The Holographic Principle

The holographic principle of complexity, which living organisms are based on, foresees that: not only is a part a fraction of the whole, but the whole is included in that part (3). The cell, for example, is part of the organism, which also contains the genetic information of the whole.

Based on the biological metaphor, the artefacts can be interpreted as organisms, where each part, each element, participates in a global planning strategy extended to infinite levels that go from nanometres to macro-metres.

Hybrid design adopts a bio-mimetic metaphor, where in the design of artefacts these are considered as organisms, where each element, according to the holographic principle, to all the scales, from those of the materials to the macroscopic ones, participate in a common global concept. In the design field for eco-friendly products, this approach can offer a methodological structure where eco-friendly and bio-inspired strategies are reflected in all the dimensions and all the phases of the life cycle of the product, as a sort of “genetic code” capable of creating a system coherence for the project which can be very useful in obtaining the best possible result in terms of minimisation of environmental impact.

Redundancy and Multi-functionality

Biological systems posses a quality defined as “redundancy”, which allows them to survive despite the most unpredictable and dangerous events, responding to these through the use of elements or characteristics that are apparently “superfluous”, whose existence proves vital only when there is a necessity for them. Often design strategies oriented toward environmentally friendly products tend toward a certain minimisation. The concept of redundancy seems therefore to be the antithesis of this kind of approach. But in some cases, redundancy constitutes an efficient solution in order to avoid wasting resources. For example, the use of protective films applied to highly perishable surfaces or surfaces that are in constant use, like flooring in places where there is the frequent passage of people or equipment, make the conservation of components or parts of buildings last longer, which would otherwise require continuous replacement with consequential environmental relapses.

Redundancy can also be functional. In nature the majority of elements are multifunctional because the environmental conditions change from moment to moment and the biological systems must be ready to respond with one of their possible functions. Some insects, for example, have different pairs of legs; each one has a different function. Multi-functionality is a consolidated tendency in contemporary design, life rhythms are increasingly frenetic and their constant changes require that products for daily use be transformable, mutable, capable of adapting to changes in necessities and external conditions.

Multi-functional or redundant objects and components can adapt more easily to different applications from the point of view of performance, and therefore are capable of “surviving” for longer.
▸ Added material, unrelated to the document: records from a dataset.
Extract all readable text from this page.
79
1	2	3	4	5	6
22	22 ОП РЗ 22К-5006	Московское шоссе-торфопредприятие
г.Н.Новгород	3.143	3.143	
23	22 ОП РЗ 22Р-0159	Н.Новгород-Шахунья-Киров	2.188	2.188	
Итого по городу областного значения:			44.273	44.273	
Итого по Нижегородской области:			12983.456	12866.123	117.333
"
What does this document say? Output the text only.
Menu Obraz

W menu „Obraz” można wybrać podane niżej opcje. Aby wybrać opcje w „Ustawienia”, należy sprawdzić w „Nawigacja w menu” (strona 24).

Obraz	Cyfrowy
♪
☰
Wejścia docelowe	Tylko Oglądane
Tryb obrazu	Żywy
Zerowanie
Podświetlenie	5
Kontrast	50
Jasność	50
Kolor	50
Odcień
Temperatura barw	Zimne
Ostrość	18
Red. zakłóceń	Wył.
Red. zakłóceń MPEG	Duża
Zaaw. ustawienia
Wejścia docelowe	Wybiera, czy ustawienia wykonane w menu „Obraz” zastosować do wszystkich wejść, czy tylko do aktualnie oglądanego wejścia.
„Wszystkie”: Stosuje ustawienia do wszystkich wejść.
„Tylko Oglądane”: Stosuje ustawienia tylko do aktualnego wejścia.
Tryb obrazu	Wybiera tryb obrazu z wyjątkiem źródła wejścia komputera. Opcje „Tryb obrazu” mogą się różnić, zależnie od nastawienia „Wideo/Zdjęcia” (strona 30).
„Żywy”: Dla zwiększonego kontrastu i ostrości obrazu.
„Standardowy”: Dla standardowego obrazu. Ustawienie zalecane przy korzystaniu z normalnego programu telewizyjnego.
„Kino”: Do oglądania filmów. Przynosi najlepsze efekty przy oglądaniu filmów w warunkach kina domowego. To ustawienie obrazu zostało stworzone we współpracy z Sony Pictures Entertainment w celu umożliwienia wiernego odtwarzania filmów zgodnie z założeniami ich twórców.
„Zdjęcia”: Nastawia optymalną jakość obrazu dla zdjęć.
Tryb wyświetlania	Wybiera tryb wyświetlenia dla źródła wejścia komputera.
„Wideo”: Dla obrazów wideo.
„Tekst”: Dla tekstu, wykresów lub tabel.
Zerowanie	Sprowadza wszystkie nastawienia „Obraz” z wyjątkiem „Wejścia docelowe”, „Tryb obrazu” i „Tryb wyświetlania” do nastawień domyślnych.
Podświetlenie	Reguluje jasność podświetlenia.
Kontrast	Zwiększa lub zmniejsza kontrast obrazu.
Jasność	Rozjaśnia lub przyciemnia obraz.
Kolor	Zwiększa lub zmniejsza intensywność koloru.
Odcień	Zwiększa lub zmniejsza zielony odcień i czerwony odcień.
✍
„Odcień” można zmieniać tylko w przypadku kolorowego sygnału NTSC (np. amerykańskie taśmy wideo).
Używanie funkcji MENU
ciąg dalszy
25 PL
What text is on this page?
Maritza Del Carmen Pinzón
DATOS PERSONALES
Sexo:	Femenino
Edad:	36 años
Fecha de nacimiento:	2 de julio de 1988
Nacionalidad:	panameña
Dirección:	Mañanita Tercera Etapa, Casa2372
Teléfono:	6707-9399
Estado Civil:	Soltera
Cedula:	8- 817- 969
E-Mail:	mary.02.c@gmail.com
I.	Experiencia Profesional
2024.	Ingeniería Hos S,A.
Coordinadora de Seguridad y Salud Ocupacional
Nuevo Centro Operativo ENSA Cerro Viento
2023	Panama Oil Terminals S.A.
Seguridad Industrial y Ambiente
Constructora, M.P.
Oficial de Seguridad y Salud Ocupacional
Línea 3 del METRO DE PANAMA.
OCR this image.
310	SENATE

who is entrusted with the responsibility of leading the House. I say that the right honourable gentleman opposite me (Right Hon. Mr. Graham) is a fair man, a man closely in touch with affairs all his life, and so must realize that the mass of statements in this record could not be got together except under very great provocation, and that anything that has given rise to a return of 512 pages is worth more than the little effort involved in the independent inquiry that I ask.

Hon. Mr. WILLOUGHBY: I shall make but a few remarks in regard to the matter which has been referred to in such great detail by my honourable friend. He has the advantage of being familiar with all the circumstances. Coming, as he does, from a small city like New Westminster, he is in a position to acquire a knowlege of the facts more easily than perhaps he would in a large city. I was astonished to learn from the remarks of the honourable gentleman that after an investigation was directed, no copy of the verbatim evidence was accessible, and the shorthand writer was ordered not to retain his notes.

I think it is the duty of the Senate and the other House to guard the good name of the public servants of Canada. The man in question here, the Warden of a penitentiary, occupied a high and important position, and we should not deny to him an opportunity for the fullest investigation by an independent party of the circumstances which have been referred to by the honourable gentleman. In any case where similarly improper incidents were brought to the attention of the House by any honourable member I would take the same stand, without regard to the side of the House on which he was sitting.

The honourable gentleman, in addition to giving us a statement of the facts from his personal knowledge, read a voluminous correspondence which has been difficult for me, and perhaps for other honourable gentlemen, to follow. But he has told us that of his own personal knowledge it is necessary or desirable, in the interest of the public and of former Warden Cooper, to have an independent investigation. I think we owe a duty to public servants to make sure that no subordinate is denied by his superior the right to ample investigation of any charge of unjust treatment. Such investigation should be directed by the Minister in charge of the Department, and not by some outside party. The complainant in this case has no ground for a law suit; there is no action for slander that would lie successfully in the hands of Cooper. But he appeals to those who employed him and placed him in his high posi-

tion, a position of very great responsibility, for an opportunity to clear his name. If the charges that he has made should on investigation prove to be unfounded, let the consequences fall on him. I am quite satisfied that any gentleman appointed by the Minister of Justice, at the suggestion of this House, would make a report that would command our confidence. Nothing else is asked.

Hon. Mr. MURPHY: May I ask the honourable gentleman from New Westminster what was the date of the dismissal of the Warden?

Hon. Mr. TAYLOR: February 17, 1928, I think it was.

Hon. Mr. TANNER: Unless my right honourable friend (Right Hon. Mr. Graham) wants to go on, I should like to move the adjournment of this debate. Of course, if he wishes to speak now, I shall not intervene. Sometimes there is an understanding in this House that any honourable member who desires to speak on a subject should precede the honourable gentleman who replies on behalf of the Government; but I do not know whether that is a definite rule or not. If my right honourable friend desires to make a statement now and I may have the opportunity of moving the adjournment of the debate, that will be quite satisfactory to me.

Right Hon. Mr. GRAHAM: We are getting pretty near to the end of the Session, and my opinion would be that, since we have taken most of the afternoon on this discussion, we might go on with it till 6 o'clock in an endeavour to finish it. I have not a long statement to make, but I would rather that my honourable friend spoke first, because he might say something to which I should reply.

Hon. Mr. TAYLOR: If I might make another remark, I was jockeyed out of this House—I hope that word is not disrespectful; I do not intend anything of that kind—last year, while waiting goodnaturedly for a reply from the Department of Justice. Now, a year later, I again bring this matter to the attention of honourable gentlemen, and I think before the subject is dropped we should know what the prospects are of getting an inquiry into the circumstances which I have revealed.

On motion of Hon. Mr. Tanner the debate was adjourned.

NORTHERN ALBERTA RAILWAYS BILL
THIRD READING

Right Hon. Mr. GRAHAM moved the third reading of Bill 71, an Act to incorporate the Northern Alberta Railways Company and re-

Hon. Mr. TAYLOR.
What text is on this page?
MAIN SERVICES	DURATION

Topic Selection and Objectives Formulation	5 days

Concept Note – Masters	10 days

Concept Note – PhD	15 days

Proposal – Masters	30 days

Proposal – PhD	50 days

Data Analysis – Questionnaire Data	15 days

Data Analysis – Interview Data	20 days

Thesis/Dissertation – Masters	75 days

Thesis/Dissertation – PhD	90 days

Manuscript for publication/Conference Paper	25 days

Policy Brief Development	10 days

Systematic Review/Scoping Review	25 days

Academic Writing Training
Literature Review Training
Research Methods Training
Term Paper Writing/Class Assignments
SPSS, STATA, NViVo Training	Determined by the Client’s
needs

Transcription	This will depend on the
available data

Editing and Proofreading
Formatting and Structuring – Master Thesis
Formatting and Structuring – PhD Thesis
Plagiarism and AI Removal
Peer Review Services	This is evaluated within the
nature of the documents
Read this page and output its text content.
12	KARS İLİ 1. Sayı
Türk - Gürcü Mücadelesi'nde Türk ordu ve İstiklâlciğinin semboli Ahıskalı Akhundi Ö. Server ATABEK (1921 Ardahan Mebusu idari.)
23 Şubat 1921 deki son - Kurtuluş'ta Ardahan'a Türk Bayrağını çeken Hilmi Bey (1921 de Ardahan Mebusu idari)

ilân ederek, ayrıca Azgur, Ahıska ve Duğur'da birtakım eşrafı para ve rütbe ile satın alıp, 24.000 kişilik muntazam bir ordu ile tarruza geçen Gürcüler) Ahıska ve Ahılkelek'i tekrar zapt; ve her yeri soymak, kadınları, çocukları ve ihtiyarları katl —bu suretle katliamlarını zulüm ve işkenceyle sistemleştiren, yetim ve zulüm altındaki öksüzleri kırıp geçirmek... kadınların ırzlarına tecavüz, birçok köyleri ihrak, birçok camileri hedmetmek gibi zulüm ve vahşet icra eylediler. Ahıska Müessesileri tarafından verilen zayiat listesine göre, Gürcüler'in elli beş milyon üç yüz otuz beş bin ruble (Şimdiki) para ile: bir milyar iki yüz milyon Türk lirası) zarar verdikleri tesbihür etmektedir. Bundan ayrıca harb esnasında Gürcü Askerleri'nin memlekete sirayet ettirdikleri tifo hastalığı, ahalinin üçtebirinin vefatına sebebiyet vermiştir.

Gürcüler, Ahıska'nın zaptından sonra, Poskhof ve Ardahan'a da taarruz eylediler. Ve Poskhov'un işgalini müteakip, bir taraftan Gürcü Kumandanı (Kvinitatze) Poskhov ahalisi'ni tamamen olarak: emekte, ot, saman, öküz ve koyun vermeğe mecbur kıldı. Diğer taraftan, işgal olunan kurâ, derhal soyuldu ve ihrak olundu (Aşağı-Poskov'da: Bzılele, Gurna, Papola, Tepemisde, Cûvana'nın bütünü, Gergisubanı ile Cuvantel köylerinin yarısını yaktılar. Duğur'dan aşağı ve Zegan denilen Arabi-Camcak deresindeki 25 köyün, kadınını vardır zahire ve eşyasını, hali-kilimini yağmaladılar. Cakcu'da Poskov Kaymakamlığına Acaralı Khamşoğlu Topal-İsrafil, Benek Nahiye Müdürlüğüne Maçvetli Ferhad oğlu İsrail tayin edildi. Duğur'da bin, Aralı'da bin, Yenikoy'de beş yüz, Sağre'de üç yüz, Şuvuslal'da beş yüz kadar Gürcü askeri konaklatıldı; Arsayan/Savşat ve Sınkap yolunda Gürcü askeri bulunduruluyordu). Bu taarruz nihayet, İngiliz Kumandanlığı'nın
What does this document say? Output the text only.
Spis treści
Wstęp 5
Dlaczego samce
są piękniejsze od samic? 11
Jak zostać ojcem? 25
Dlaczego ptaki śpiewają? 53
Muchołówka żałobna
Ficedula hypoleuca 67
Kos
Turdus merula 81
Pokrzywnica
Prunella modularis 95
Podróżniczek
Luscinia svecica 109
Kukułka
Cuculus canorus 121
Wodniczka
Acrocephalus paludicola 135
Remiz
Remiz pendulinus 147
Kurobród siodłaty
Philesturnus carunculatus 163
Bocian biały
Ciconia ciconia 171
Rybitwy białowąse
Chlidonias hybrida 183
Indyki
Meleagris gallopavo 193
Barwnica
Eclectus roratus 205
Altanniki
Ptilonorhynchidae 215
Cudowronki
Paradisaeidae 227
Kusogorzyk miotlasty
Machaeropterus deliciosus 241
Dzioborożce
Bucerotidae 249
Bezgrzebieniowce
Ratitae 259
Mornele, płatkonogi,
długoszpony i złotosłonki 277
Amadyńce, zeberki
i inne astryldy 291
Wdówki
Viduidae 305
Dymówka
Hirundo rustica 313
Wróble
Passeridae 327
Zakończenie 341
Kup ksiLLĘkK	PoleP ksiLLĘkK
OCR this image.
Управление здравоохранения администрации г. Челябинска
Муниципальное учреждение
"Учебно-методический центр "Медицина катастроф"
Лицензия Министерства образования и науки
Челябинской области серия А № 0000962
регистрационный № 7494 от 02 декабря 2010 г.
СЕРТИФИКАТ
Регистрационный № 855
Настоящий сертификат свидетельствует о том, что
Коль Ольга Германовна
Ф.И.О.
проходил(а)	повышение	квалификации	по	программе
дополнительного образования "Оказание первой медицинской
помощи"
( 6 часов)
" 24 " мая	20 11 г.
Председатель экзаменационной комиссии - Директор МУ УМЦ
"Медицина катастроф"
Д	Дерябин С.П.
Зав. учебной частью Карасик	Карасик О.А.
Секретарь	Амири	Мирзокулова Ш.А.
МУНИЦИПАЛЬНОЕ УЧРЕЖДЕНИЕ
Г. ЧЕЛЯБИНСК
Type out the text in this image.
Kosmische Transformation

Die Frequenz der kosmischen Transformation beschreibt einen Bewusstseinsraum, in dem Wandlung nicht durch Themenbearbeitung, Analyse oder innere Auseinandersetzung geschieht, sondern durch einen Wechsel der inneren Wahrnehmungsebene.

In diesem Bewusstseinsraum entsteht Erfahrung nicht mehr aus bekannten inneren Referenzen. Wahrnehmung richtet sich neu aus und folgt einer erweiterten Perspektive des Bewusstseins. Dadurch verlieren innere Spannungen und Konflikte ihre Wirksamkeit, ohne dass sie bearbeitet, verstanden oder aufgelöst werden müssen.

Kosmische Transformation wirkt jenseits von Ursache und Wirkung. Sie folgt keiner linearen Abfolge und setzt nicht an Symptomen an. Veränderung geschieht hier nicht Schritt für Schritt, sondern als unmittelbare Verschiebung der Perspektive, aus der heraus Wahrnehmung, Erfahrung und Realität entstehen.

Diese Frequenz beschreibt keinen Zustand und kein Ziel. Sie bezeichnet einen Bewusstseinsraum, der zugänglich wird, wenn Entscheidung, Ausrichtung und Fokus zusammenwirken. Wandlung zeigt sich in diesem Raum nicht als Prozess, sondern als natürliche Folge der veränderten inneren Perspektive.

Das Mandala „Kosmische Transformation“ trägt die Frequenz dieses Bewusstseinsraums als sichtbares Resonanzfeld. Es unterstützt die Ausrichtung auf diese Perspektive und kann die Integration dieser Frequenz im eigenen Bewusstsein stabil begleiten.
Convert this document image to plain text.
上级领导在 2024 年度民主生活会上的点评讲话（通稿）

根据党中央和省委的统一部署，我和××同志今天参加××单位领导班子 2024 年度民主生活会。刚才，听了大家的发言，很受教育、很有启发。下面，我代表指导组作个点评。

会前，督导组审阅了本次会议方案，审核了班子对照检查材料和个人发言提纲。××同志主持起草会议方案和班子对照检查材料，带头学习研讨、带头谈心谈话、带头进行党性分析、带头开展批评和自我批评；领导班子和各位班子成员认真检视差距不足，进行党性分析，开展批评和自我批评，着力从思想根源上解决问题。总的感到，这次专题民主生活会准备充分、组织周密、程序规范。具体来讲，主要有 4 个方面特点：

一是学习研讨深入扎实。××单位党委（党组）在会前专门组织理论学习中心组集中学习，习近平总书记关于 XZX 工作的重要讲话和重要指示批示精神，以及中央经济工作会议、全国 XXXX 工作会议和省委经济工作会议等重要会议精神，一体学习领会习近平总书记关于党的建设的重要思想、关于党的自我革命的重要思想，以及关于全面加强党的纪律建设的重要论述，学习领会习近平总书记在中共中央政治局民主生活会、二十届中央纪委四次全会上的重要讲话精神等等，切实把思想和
Devices that incorporate different functions like electro-chromic glass, that combine glass and sun screen in one unique object, or electroluminescent and photo luminescent materials that combine different elements necessary to create a lamp such as a light source, electrical cables, switches, stand and diffusers in one material system.
To integrate functions into one unique product means to save, in economical terms as well as environmental terms, material and energy resources necessary to create the different products that are to e substituted



Notes

(1) S.R. White, N.R. Sottos, P.H. Geubelle, J.S. Moore, M.R. Kessler, S.R. Sriram, E.N. Brown, S. Viswanathan: "Autonomic healing of polymer composites", Nature. 2001 409, 794-797.

(2) Brown, E.N., White, S.R. and Sottos, N.R. "Retardation and repair of fatigue cracks in a microcapsule toughened epoxy composite-Part II: In situ self-healing". Composite Science and Technology, Special Anniversary Issue. 2005: 65, 2474-2480.

(3) Morin E., Le Moigne J.L. (1999). L'Intelligence de la Complexité . L'Harmattan. Paris.